Setting the Shutter Speed
Most cameras handle shutter speeds automatically through in-camera metering. When the camera is set to “Auto” mode, both shutter speed and aperture are automatically selected by the camera. When you shoot in “Aperture Priority” mode, you set the lens aperture, while the camera automatically sets the shutter speed. Personally, I shoot in Aperture Priority 90% of the time I use my camera. On a few occasions, I will shift to Shutter Priority mode, such as for times when creatively I desire a specific shutter speed to capture just the right amount of motion.

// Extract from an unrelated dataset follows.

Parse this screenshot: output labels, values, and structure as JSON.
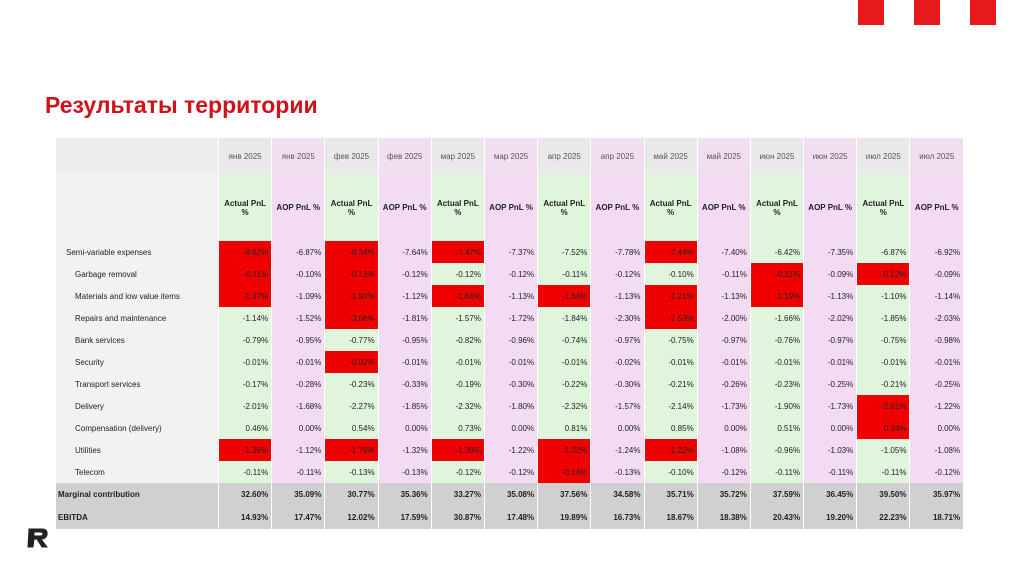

There are two ways to manually set the shutter speed:
Aperture, Shutter Speed, and ISO are all fairly simple on their own; however, they can become quite complex when you are out in the field and trying create a specific image. Not to mention that the only control you have over lighting conditions in the outdoors is normally to simply sit and wait for the light conditions to change. But that’s where the fun starts! Tinkering back and forth between different apertures, shutter speeds, and ISO values give you a lot of flexibility to be artistic. Experimenting in Shutter Priority mode is a good place to start if you are new to photography because I feel that the shutter speed concept is easier to grasp than aperture. Happy Shooting!